Terms of the deal were not released.
“Green Hat has made a lot of progress in the ability to virtualize complex environments for the purposes of application development and testing,” said Charles Chu, director of product management and strategy for IBM Rational. “That’s tremendously appealing because what we’ve seen and the industry has seen is that the ability to be more agile has been limited.”
The deal is the latest in a string of lifecycle virtualization service acquisitions dating back to 2010 when Citrix acquired VMLogix and Quest Software bought Surgient. In the summer of 2011, HP announced a lifecycle virtualization project and CA Technologies purchased ITKO.
“IBM looked at this and realized what customers are really demanding is faster time to market and they want to lower their capital expenditures and also their operational expenditures,” said Theresa Lanowitz, founder of Portland, Ore.-based analyst firm Voke. “I think it’s important and it really is one of these things that’s going to be good for the market, because it makes the market start to ask questions and you’ll see others come to the forefront as well.”
The increasing complexity of service-oriented architecture has caused a rise in costly testing labs. That, in turn, leads to organizations having to trade off between quality and speed. By spreading virtualization to application lifecycle management, Lanowitz sees development teams being able to reap the same benefits that operations teams did with the virtualization of servers.
Chu agrees, saying that Green Hat will increase both quality and speed without the time and capital cost of building a physical testing environment.
“If you’re a developer, you are able to do continuous integration and continuous testing,” Chu said. “As you build and test your applications, the testing environment will be provisioned for you in a test cloud and you will be able to measure that in minutes.”
Chu cited a pair of case studies from Green Hat’s customers as success stories that helped convince IBM to buy the company. One came from a financial institution that was able to cut its testing time from 10 days to 10 minutes at a savings of $7 million with Green Hat’s software.
Another featured a European telecommunications company that needed to test an application that interacted with a provisioning application, an SAP application and a billing system. The company used Green Hat to virtualize those environments for testing and reduced test time by more than 50%.
“Our IBM Global Services is familiar with many competitors in the space,” Chu said. “We have done evaluations of multiple companies in the space and we believe Green Hat offers superior technology that provides this capability.”
Green Hat has been developing in this market for many years according to Lanowitz, though mainly in the U.K. In 2008, Green Hat gained a foothold in the U.S. when it purchased Wilmington, Del.-based SOA integration service Solstice Software.

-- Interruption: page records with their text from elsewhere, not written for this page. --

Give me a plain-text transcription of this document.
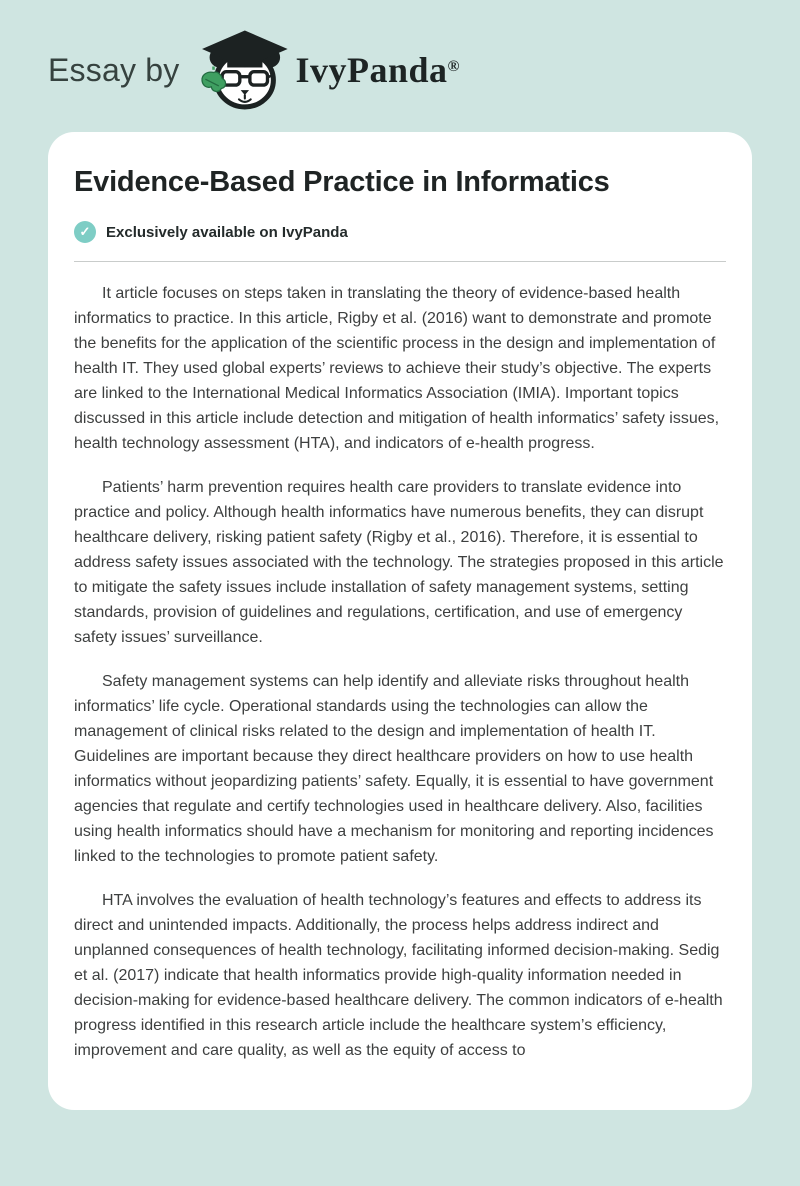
Essay by	IvyPanda®
Evidence-Based Practice in Informatics
✓	Exclusively available on IvyPanda

It article focuses on steps taken in translating the theory of evidence-based health informatics to practice. In this article, Rigby et al. (2016) want to demonstrate and promote the benefits for the application of the scientific process in the design and implementation of health IT. They used global experts’ reviews to achieve their study’s objective. The experts are linked to the International Medical Informatics Association (IMIA). Important topics discussed in this article include detection and mitigation of health informatics’ safety issues, health technology assessment (HTA), and indicators of e-health progress.

Patients’ harm prevention requires health care providers to translate evidence into practice and policy. Although health informatics have numerous benefits, they can disrupt healthcare delivery, risking patient safety (Rigby et al., 2016). Therefore, it is essential to address safety issues associated with the technology. The strategies proposed in this article to mitigate the safety issues include installation of safety management systems, setting standards, provision of guidelines and regulations, certification, and use of emergency safety issues’ surveillance.

Safety management systems can help identify and alleviate risks throughout health informatics’ life cycle. Operational standards using the technologies can allow the management of clinical risks related to the design and implementation of health IT. Guidelines are important because they direct healthcare providers on how to use health informatics without jeopardizing patients’ safety. Equally, it is essential to have government agencies that regulate and certify technologies used in healthcare delivery. Also, facilities using health informatics should have a mechanism for monitoring and reporting incidences linked to the technologies to promote patient safety.

HTA involves the evaluation of health technology’s features and effects to address its direct and unintended impacts. Additionally, the process helps address indirect and unplanned consequences of health technology, facilitating informed decision-making. Sedig et al. (2017) indicate that health informatics provide high-quality information needed in decision-making for evidence-based healthcare delivery. The common indicators of e-health progress identified in this research article include the healthcare system’s efficiency, improvement and care quality, as well as the equity of access to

That acquisition bolstered Green Hat’s service and made it the commodity it became before IBM’s purchase. Lanowitz sees the acquisition as the next step for IBM in application lifecycle management.
“It helps to modernize [IBM’s] solution somewhat, it brings the application lifecycle solution into an era of modernization, where you can actually use virtualization,” Lanowitz said. “It helps users of the IBM solution lower their capital expenditures.”
Lanowitz also sees the acquisition as good for the overall market. Three major companies have bought into lifecycle virtualization and she foresees that fostering a discussion about it and broadening its use.